Si l’appel à une nouvelle législation en matière successorale veut s’offrir la nouvelle Constitution comme cadre légal étant donné que l’Etat y est d’ores-et-déjà considéré comme civil et que l’égalité et la parité y sont déjà inscrites, elle se veut aussi conforme aux conventions internationales (notamment des Nations Unies) qui appellent à l’élimination dans le monde entier de toutes les formes de discrimination vis-à-vis des femmes.
En remontant plus loin dans l’histoire, le sociologue libéral Tahar Haddad (1899-1935) a traité dans les années 30 la question de l’héritage dans son combat acharné contre l’inégalité homme-femme en appelant à la contextualisation des préceptes religieux et à une lecture moderniste des textes sacrés.
Dans son approche critique, Tahar Haddad a démontré que le savoir religieux peut être un pouvoir de changement lorsqu’il tient compte de l’évolution progressive et des mutations sociales à travers le temps. Il a visé dans son programme de lutte contre la discrimination un idéal de parité (considéré par ses opposants comme subversif) via une émancipation plus élargie au profit de la femme tunisienne.
C’est essentiellement dans cet argumentaire que ce projet de loi puise sa légitimité et ambitionne la nécessité de réformer la présente législation restée immuable, insuffisante et largement conservatrice en matière d’héritage.
Les caractéristiques de cette initiative législative
L’initiateur de ce projet de loi, Mehdi Ben Gharbia, souligne que la notion d’égalité qu’il préconise dans le cadre du nouveau système d’héritage revêt un caractère facultatif. Il précise également que l’égalité du partage doit rester une option volontairement choisie par les héritiers.
L’égalité comme choix facultatif
La proposition de loi sur l’héritage prônant le partage égalitaire homme-femme s’inscrit, avant toute chose, dans un objectif de libertés individuelles, d’une plus grande égalité et d’une meilleure cohérence entre les différents membres de la société. Le texte de loi donne la liberté aux héritiers de choisir le système de partage auquel ils veulent adhérer. En cas de désaccord, c’est le législateur qui a le pouvoir d’intervenir et de trancher en faveur d’un partage égalitaire 50-50 entre les héritiers quelque soit leurs sexes.

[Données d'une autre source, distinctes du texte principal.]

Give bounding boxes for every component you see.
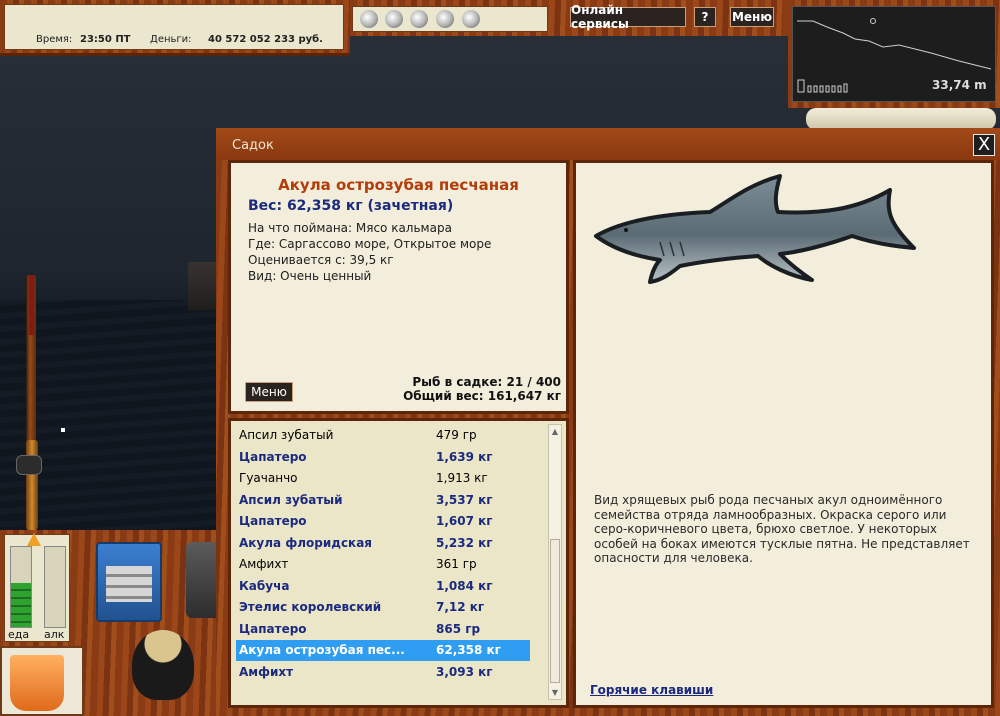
list-item[interactable]: Апсил зубатый 479 гр [236, 425, 530, 446]
list-item[interactable]: Акула острозубая пес... 62,358 кг [236, 640, 530, 661]
fish-list-weight: 1,084 кг [436, 578, 493, 593]
help-button[interactable]: ? [694, 7, 716, 27]
dialog-titlebar[interactable] [216, 128, 1000, 160]
fish-description: Вид хрящевых рыб рода песчаных акул одно… [594, 493, 970, 565]
float-marker [61, 428, 65, 432]
bait-slot-2-icon[interactable] [385, 10, 403, 28]
fish-list-name: Кабуча [239, 578, 290, 593]
fish-kind: Вид: Очень ценный [248, 269, 372, 283]
fish-list-weight: 3,093 кг [436, 664, 493, 679]
fish-list-name: Амфихт [239, 664, 294, 679]
money-label: Деньги: [150, 34, 192, 45]
signal-bars-icon [807, 83, 848, 93]
fish-list-name: Акула флоридская [239, 535, 373, 550]
fish-list-weight: 361 гр [436, 557, 477, 571]
fish-list-weight: 7,12 кг [436, 600, 485, 614]
fish-list-name: Апсил зубатый [239, 492, 343, 507]
fish-list-name: Акула острозубая пес... [239, 643, 405, 657]
cooking-pot-icon[interactable] [132, 630, 194, 700]
fish-list-weight: 5,232 кг [436, 535, 493, 550]
list-item[interactable]: Цапатеро 1,639 кг [236, 447, 530, 468]
list-item[interactable]: Гуачанчо 1,913 кг [236, 468, 530, 489]
time-value: 23:50 ПТ [80, 34, 131, 45]
fish-list-name: Гуачанчо [239, 471, 298, 485]
tackle-box-icon[interactable] [96, 542, 162, 622]
scroll-thumb[interactable] [550, 539, 560, 683]
food-gauge [10, 546, 32, 628]
scroll-up-icon[interactable]: ▲ [550, 426, 560, 438]
scroll-down-icon[interactable]: ▼ [550, 687, 560, 699]
total-weight: Общий вес: 161,647 кг [403, 389, 561, 403]
rod-tip [29, 275, 34, 335]
warning-icon [27, 533, 41, 546]
money-value: 40 572 052 233 руб. [208, 34, 323, 45]
fish-list-weight: 1,913 кг [436, 471, 488, 485]
fish-list-weight: 62,358 кг [436, 643, 501, 657]
fish-list-weight: 865 гр [436, 621, 481, 636]
online-services-button[interactable]: Онлайн сервисы [570, 3, 686, 31]
bait-slot-1-icon[interactable] [360, 10, 378, 28]
bait-slot-4-icon[interactable] [436, 10, 454, 28]
fish-list-weight: 1,607 кг [436, 514, 493, 528]
list-item[interactable]: Этелис королевский 7,12 кг [236, 597, 530, 618]
list-item[interactable]: Кабуча 1,084 кг [236, 576, 530, 597]
food-gauge-fill [11, 583, 31, 627]
shark-image [594, 174, 916, 284]
list-scrollbar[interactable]: ▲ ▼ [548, 424, 562, 700]
dialog-title: Садок [232, 138, 274, 153]
fish-weight: Вес: 62,358 кг (зачетная) [248, 198, 454, 214]
list-item[interactable]: Амфихт 361 гр [236, 554, 530, 575]
list-item[interactable]: Цапатеро 1,607 кг [236, 511, 530, 532]
alcohol-gauge [44, 546, 66, 628]
fish-name: Акула острозубая песчаная [278, 176, 519, 194]
reel-icon [16, 455, 42, 475]
bait-slot-5-icon[interactable] [462, 10, 480, 28]
backpack-icon[interactable] [186, 542, 218, 618]
list-item[interactable]: Цапатеро 865 гр [236, 619, 530, 640]
fish-list-weight: 479 гр [436, 428, 477, 442]
fish-list-name: Цапатеро [239, 621, 307, 636]
fish-list-name: Апсил зубатый [239, 428, 334, 442]
list-item[interactable]: Акула флоридская 5,232 кг [236, 533, 530, 554]
fish-list-weight: 1,639 кг [436, 449, 493, 464]
hotkeys-link[interactable]: Горячие клавиши [590, 683, 713, 697]
battery-icon [797, 79, 805, 93]
alcohol-label: алк [44, 628, 65, 641]
depth-value: 33,74 m [932, 78, 987, 92]
food-label: еда [8, 628, 30, 641]
keepnet-menu-button[interactable]: Меню [245, 382, 293, 402]
rod-handle [26, 440, 38, 530]
fish-list-name: Амфихт [239, 557, 289, 571]
time-label: Время: [36, 34, 73, 45]
fish-count: Рыб в садке: 21 / 400 [412, 375, 561, 389]
top-menu-button[interactable]: Меню [730, 7, 774, 27]
bait-slot-3-icon[interactable] [410, 10, 428, 28]
bucket-icon[interactable] [10, 655, 64, 711]
fish-list-weight: 3,537 кг [436, 492, 493, 507]
float-position-icon [870, 18, 876, 24]
close-button[interactable]: X [973, 134, 995, 156]
fish-list-name: Цапатеро [239, 449, 307, 464]
list-item[interactable]: Апсил зубатый 3,537 кг [236, 490, 530, 511]
fish-location: Где: Саргассово море, Открытое море [248, 237, 492, 251]
fish-valued-from: Оценивается с: 39,5 кг [248, 253, 394, 267]
fish-list-name: Цапатеро [239, 514, 307, 528]
list-item[interactable]: Амфихт 3,093 кг [236, 662, 530, 683]
map-scroll[interactable] [806, 108, 996, 130]
fish-bait: На что поймана: Мясо кальмара [248, 221, 452, 235]
fish-list-name: Этелис королевский [239, 600, 382, 614]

Le choix pour l’égalité est volontaire
Erigée sur les principes fondamentaux de la citoyenneté et de l’égalité des chances, la 2ème République exclut la ségrégation entre ses citoyens et leur garantit la liberté nécessaire dans l’exercice de leurs droits. L’Etat est le garant des libertés individuelles et considère ses citoyens tous égaux devant la loi. C’est pour cette raison que ce projet de loi sur l’héritage attribue à l’égalité du partage entre hommes et femmes le caractère volontaire et délibéré.
Légiférer dans le domaine de l’héritage en faveur d’une égalité de partage qui, en l’absence de désaccord, soit choisie par les héritiers eux-mêmes de manière volontaire et facultative serait un nouveau pas vers le progrès social et la consolidation des acquis. Cela permettrait aussi à la nouvelle Constitution et ses prérogatives d’avoir un ancrage meilleur dans la société.